Ela
ouvia Chico Buarque, Ele Sex Pistols. Ambos cantarolavam melodias distintas e
visões distantes de um mesmo mundo. Ela chovia, Ele fazia sol. Os tempos se
nublavam quando algo estava fora do lugar. Ela dormia cedo, Ele amanhecia
assistindo filmes antigos. Ela dizia não ter medo da morte, Ele tinha pesadelos
constantes com o fim. Ela gostava do
mar, Ele da areia roçando no corpo dela. Roçando ambos como um corpo único,
enfim. Ela gostava de gatos, Ele achava que os pássaros não deveriam pousar em
lugar algum. Ela tinha medo de avião, Ele queria aprender a voar. Ela lia
Bukowski, Ele Joyce. Ela tocava violão, Ele bateria. Ambos em um único ritmo.
Ela falava francês, Ele espanhol. Uma babel de sentimentos. Ela estudava
literatura, Ele jornalismo. Ambos
escreviam crônicas densas demais. Ela comia pão, Ele o miolo. Ela bebia
mocaccino, Ele cappuccino. Pareciam uma pequena versão da Europa nos dias de
chuva. Ela escrevia poemas, Ele contos infantis. Ela queria ter um filho, Ele
enjoava só de pensar. Ela bebia tequila, Ele vodka pura. Ela apreciava seu
abraço quente, Ele sua cintura fina e suas coxas roliças. Ambos ouviam Beatles,
sim. Ela cantava em inglês, Ele fazia palavras cruzadas. Ela acreditava em
reencarnação, Ele acreditava em si. Ela assistia Discovery Channel, Ele curtia
seriados americanos. Ela gostava de moda, Ele vestia o que tinha. Ela fazia
yoga, Ele corria na praia. Ela era dia, Ele era noite. Ela bebia coca-cola, Ele
Pepsi. Ela gostava de branco, Ele de preto. Ela tinha olhos verdes, Ele
castanho-claros. Ela jogava xadrez, Ele curtia pôquer. Ela era o céu, Ele o
inferno. Ela o anjo, Ele o diabo. Ambos caídos.
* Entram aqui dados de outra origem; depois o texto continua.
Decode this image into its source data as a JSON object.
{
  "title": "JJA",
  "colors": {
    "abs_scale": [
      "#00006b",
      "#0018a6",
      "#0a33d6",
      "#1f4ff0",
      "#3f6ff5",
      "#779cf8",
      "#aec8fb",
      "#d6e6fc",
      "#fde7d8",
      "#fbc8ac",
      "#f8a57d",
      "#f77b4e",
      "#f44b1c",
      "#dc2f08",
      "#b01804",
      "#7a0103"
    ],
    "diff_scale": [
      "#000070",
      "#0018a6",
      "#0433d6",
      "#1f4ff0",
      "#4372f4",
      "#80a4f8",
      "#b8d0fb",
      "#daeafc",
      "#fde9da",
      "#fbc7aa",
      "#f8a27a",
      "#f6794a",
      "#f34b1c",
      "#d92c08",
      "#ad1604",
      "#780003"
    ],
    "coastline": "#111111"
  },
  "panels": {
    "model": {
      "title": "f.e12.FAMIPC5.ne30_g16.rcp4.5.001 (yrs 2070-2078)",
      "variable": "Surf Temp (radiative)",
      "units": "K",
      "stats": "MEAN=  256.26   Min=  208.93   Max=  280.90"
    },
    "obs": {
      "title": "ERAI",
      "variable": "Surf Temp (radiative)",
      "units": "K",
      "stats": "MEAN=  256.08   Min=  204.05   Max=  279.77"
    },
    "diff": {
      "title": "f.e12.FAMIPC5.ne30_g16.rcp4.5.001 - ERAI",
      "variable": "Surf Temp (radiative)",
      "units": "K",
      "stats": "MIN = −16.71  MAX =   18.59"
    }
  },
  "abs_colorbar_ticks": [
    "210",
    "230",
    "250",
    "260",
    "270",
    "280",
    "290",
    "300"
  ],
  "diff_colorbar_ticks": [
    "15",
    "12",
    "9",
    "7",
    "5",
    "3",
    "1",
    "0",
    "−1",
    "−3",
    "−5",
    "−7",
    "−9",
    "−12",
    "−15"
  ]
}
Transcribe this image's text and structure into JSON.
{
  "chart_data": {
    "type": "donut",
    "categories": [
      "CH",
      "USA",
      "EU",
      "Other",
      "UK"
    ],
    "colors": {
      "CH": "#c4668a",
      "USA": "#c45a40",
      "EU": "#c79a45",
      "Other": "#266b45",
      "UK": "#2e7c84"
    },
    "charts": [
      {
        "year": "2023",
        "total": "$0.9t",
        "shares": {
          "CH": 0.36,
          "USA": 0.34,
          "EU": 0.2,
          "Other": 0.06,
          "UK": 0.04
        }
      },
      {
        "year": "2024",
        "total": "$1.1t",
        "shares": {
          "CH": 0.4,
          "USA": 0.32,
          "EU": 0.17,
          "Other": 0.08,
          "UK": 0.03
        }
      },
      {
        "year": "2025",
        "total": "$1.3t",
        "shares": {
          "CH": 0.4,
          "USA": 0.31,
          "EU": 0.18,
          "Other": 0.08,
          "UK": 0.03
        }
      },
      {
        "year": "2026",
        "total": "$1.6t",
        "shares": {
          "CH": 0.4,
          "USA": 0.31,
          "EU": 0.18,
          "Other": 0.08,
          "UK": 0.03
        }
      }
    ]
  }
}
Um dia os tempos se nublaram. Ele gritava,
Ela ouvia calada. Ele não ligava na hora
do almoço, Ela entristecia. Ele inventava histórias, Ela não acreditava. Ele
chegava tarde, Ela se perdia nas horas mortas. Ele se tornava indiferente, Ela
distante. Mas ainda se queriam. Ao menos, inconscientemente. Ele recebia
e-mails estranhos, Ela se consumia em raiva. Ele esquecia do aniversário de
namoro, Ela esquecia de si própria. Ele
só falava em trabalho, Ela ouvia repleta de culpa. Culpa de não ter visto seu
barquinho afundar como um sonho naufragando. Ele não a olhava mais, Ela ardia
de desejo. Ele omitia, Ela persistia. Ele beijava outras bocas, Ela se
refugiava em outros corpos. Ele ofendia, Ela revidava. Ele quebrava coisas pelo
caminho, Ela juntava os fragmentos de algo que se perdeu. Ele erguia a mão, Ela
silenciava. Ele fazia as malas, Ela renovava o passaporte. Ele pegava um taxi,
Ela ia para o aeroporto. Ele fumava desesperadamente, Ela lia as mensagens
antigas no celular. Ele procurava seu rosto pelas ruas, Ela adormecia no
volante. Ele pensava nela, Ela perdia a direção da sua vida. Ele a perdoava,
Ela capotava em meio à avenida chuvosa. Ele sentia um aperto no peito
inexplicável, Ela assistia a um filme inteiro da sua vida. Ele ligava, Ela não
atendia. Ele a perdoava, Ela não mais entendia. Ele sentia muito.